Thursday evening provided an opportunity to visit a couple of local layouts.  Although I had seen these five years ago, it was good to see what had been accomplished in the interim.  Andrew Merriam models the SP Coast Line around San Luis Obispo.  Indeed, his model of San Luis Obispo is seen when one enters the layout space.  Andrew’s layout was very popular, so I had to grab a few photos while jostling for space.  Andrew recently was awarded his Master Model Railroader certificate by the NMRA.

The SP Daylight arrives at San Luis Obispo on Andrew Merriam’s layout.  Andrew has captured the look of San Luis Obispo on a narrow shelf and with his backdrop.

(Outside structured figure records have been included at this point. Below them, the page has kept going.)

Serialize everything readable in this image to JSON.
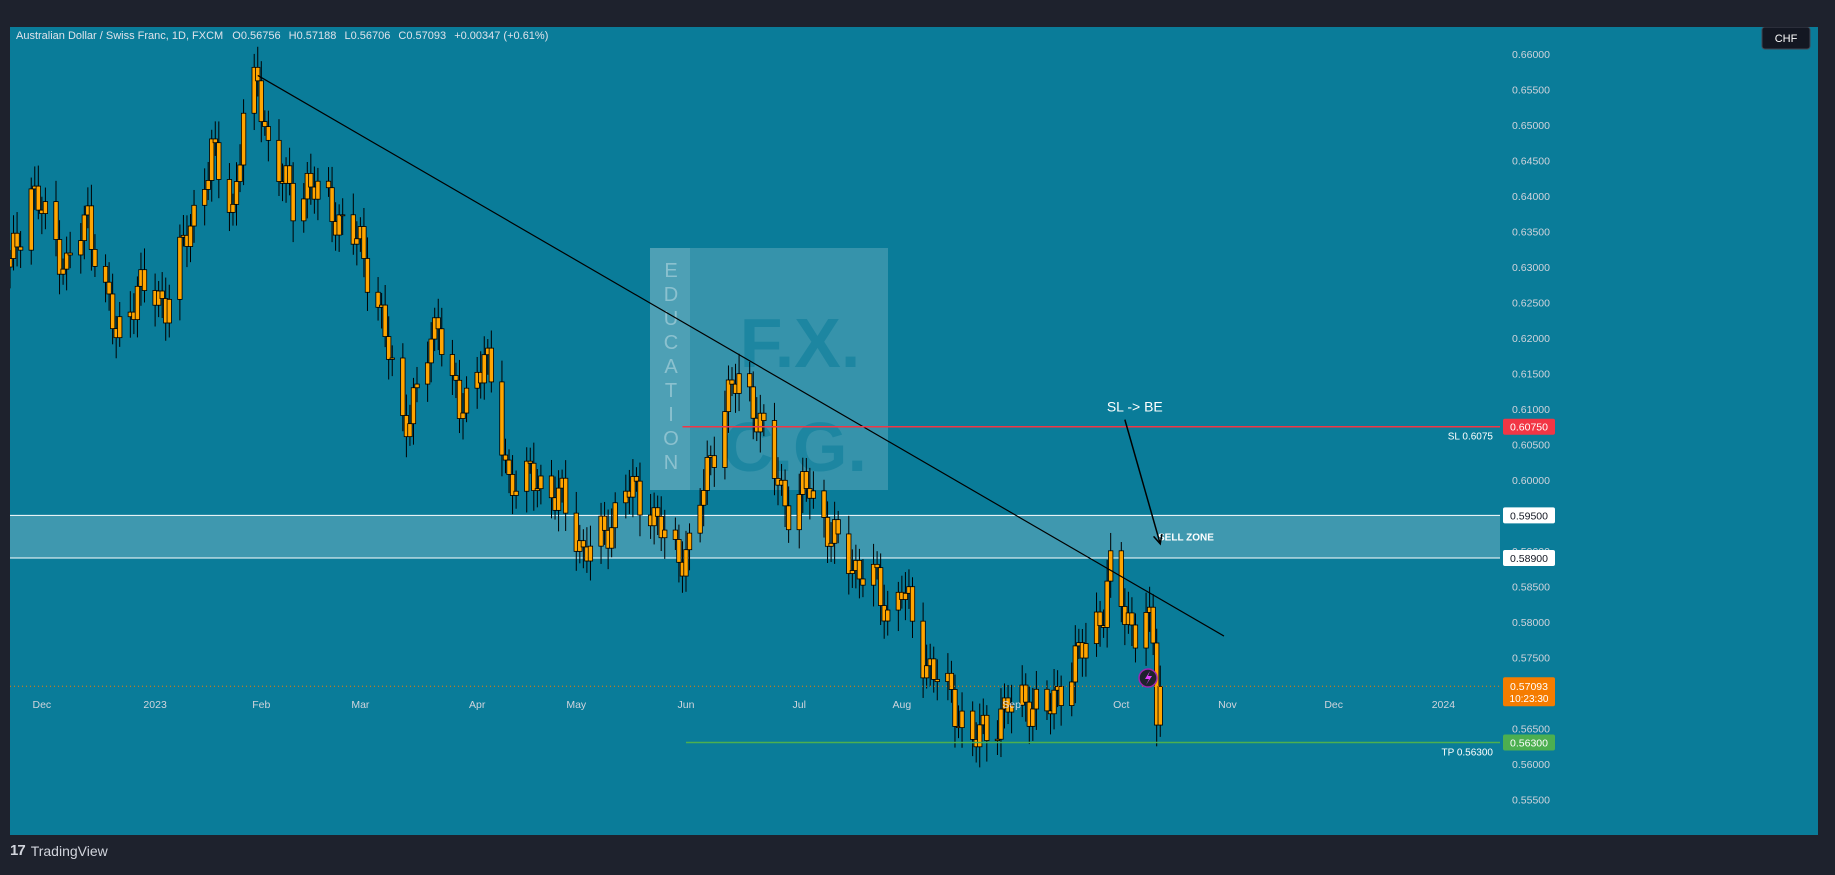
{
  "header": {
    "symbol": "Australian Dollar / Swiss Franc, 1D, FXCM",
    "o_label": "O",
    "o": "0.56756",
    "h_label": "H",
    "h": "0.57188",
    "l_label": "L",
    "l": "0.56706",
    "c_label": "C",
    "c": "0.57093",
    "change": "+0.00347 (+0.61%)"
  },
  "currency_button": "CHF",
  "footer": {
    "brand": "TradingView"
  },
  "watermark": {
    "vertical": "EDUCATION",
    "line1": "F.X.",
    "line2": "C.G."
  },
  "colors": {
    "background": "#0a7c99",
    "frame": "#1e222d",
    "candle_body": "#ffa500",
    "candle_outline": "#000000",
    "trendline": "#000000",
    "sl_line": "#f23645",
    "tp_line": "#4caf50",
    "zone_fill": "#ffffff",
    "price_badge": "#f57c00"
  },
  "chart_data": {
    "type": "candlestick",
    "y_ticks": [
      "0.66000",
      "0.65500",
      "0.65000",
      "0.64500",
      "0.64000",
      "0.63500",
      "0.63000",
      "0.62500",
      "0.62000",
      "0.61500",
      "0.61000",
      "0.60500",
      "0.60000",
      "0.59500",
      "0.59000",
      "0.58500",
      "0.58000",
      "0.57500",
      "0.57000",
      "0.56500",
      "0.56000",
      "0.55500"
    ],
    "y_tick_values": [
      0.66,
      0.655,
      0.65,
      0.645,
      0.64,
      0.635,
      0.63,
      0.625,
      0.62,
      0.615,
      0.61,
      0.605,
      0.6,
      0.595,
      0.59,
      0.585,
      0.58,
      0.575,
      0.57,
      0.565,
      0.56,
      0.555
    ],
    "ylim": [
      0.5525,
      0.6627
    ],
    "x_ticks": [
      {
        "label": "Dec",
        "date": "2022-12-01"
      },
      {
        "label": "2023",
        "date": "2023-01-02"
      },
      {
        "label": "Feb",
        "date": "2023-02-01"
      },
      {
        "label": "Mar",
        "date": "2023-03-01"
      },
      {
        "label": "Apr",
        "date": "2023-04-03"
      },
      {
        "label": "May",
        "date": "2023-05-01"
      },
      {
        "label": "Jun",
        "date": "2023-06-01"
      },
      {
        "label": "Jul",
        "date": "2023-07-03"
      },
      {
        "label": "Aug",
        "date": "2023-08-01"
      },
      {
        "label": "Sep",
        "date": "2023-09-01"
      },
      {
        "label": "Oct",
        "date": "2023-10-02"
      },
      {
        "label": "Nov",
        "date": "2023-11-01"
      },
      {
        "label": "Dec",
        "date": "2023-12-01"
      },
      {
        "label": "2024",
        "date": "2024-01-01"
      }
    ],
    "xlim": [
      "2022-11-22",
      "2024-01-17"
    ],
    "anchors": [
      {
        "date": "2022-11-22",
        "close": 0.63
      },
      {
        "date": "2022-11-28",
        "close": 0.641
      },
      {
        "date": "2022-12-08",
        "close": 0.63
      },
      {
        "date": "2022-12-14",
        "close": 0.637
      },
      {
        "date": "2022-12-22",
        "close": 0.62
      },
      {
        "date": "2022-12-28",
        "close": 0.627
      },
      {
        "date": "2023-01-05",
        "close": 0.625
      },
      {
        "date": "2023-01-12",
        "close": 0.636
      },
      {
        "date": "2023-01-18",
        "close": 0.646
      },
      {
        "date": "2023-01-24",
        "close": 0.638
      },
      {
        "date": "2023-01-27",
        "close": 0.651
      },
      {
        "date": "2023-01-31",
        "close": 0.656
      },
      {
        "date": "2023-02-03",
        "close": 0.647
      },
      {
        "date": "2023-02-10",
        "close": 0.639
      },
      {
        "date": "2023-02-14",
        "close": 0.642
      },
      {
        "date": "2023-02-21",
        "close": 0.638
      },
      {
        "date": "2023-03-01",
        "close": 0.633
      },
      {
        "date": "2023-03-06",
        "close": 0.625
      },
      {
        "date": "2023-03-13",
        "close": 0.608
      },
      {
        "date": "2023-03-17",
        "close": 0.612
      },
      {
        "date": "2023-03-23",
        "close": 0.623
      },
      {
        "date": "2023-03-29",
        "close": 0.609
      },
      {
        "date": "2023-04-05",
        "close": 0.618
      },
      {
        "date": "2023-04-12",
        "close": 0.6
      },
      {
        "date": "2023-04-20",
        "close": 0.6
      },
      {
        "date": "2023-04-27",
        "close": 0.597
      },
      {
        "date": "2023-05-03",
        "close": 0.59
      },
      {
        "date": "2023-05-09",
        "close": 0.592
      },
      {
        "date": "2023-05-15",
        "close": 0.599
      },
      {
        "date": "2023-05-22",
        "close": 0.596
      },
      {
        "date": "2023-05-29",
        "close": 0.589
      },
      {
        "date": "2023-06-02",
        "close": 0.5905
      },
      {
        "date": "2023-06-07",
        "close": 0.601
      },
      {
        "date": "2023-06-12",
        "close": 0.611
      },
      {
        "date": "2023-06-16",
        "close": 0.614
      },
      {
        "date": "2023-06-20",
        "close": 0.611
      },
      {
        "date": "2023-06-26",
        "close": 0.601
      },
      {
        "date": "2023-06-30",
        "close": 0.596
      },
      {
        "date": "2023-07-06",
        "close": 0.599
      },
      {
        "date": "2023-07-12",
        "close": 0.592
      },
      {
        "date": "2023-07-18",
        "close": 0.588
      },
      {
        "date": "2023-07-24",
        "close": 0.586
      },
      {
        "date": "2023-07-28",
        "close": 0.581
      },
      {
        "date": "2023-08-01",
        "close": 0.585
      },
      {
        "date": "2023-08-07",
        "close": 0.575
      },
      {
        "date": "2023-08-14",
        "close": 0.57
      },
      {
        "date": "2023-08-21",
        "close": 0.563
      },
      {
        "date": "2023-08-25",
        "close": 0.565
      },
      {
        "date": "2023-08-31",
        "close": 0.568
      },
      {
        "date": "2023-09-05",
        "close": 0.569
      },
      {
        "date": "2023-09-11",
        "close": 0.567
      },
      {
        "date": "2023-09-15",
        "close": 0.571
      },
      {
        "date": "2023-09-21",
        "close": 0.576
      },
      {
        "date": "2023-09-27",
        "close": 0.582
      },
      {
        "date": "2023-09-29",
        "close": 0.587
      },
      {
        "date": "2023-10-03",
        "close": 0.581
      },
      {
        "date": "2023-10-06",
        "close": 0.579
      },
      {
        "date": "2023-10-09",
        "close": 0.5815
      },
      {
        "date": "2023-10-11",
        "close": 0.576
      },
      {
        "date": "2023-10-12",
        "close": 0.5675
      },
      {
        "date": "2023-10-13",
        "close": 0.5709
      }
    ],
    "trendline": {
      "from": {
        "date": "2023-01-31",
        "price": 0.657
      },
      "to": {
        "date": "2023-10-31",
        "price": 0.578
      }
    },
    "zone": {
      "label": "SELL ZONE",
      "top": 0.595,
      "bottom": 0.589
    },
    "sl_line": {
      "label": "SL 0.6075",
      "price": 0.6075,
      "from": "2023-05-31"
    },
    "tp_line": {
      "label": "TP 0.56300",
      "price": 0.563,
      "from": "2023-06-01"
    },
    "current_price": {
      "price": 0.57093,
      "timer": "10:23:30"
    },
    "annotation": {
      "text": "SL -> BE",
      "arrow_from": {
        "date": "2023-10-03",
        "price": 0.6085
      },
      "arrow_to": {
        "date": "2023-10-13",
        "price": 0.591
      }
    },
    "axis_badges": [
      {
        "label": "0.60750",
        "price": 0.6075,
        "color": "#f23645",
        "text_color": "#ffffff"
      },
      {
        "label": "0.59500",
        "price": 0.595,
        "color": "#ffffff",
        "text_color": "#131722"
      },
      {
        "label": "0.58900",
        "price": 0.589,
        "color": "#ffffff",
        "text_color": "#131722"
      },
      {
        "label": "0.56300",
        "price": 0.563,
        "color": "#4caf50",
        "text_color": "#ffffff"
      }
    ]
  }
}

The northbound SP Daylight crosses Stenner Creek Viaduct on Andrew Merriam’s HO-scale layout.

Andrew Merriam guides a freight along the coastal hills on his layout.

As usual, the SPH&TS Annual Convention was a highlight for my year’s railroad activities.  Convention Co-Chairmen Logan Bertolette (retiring SPH&TS President) and Andrew Merriam put on a great convention.  Thanks guys!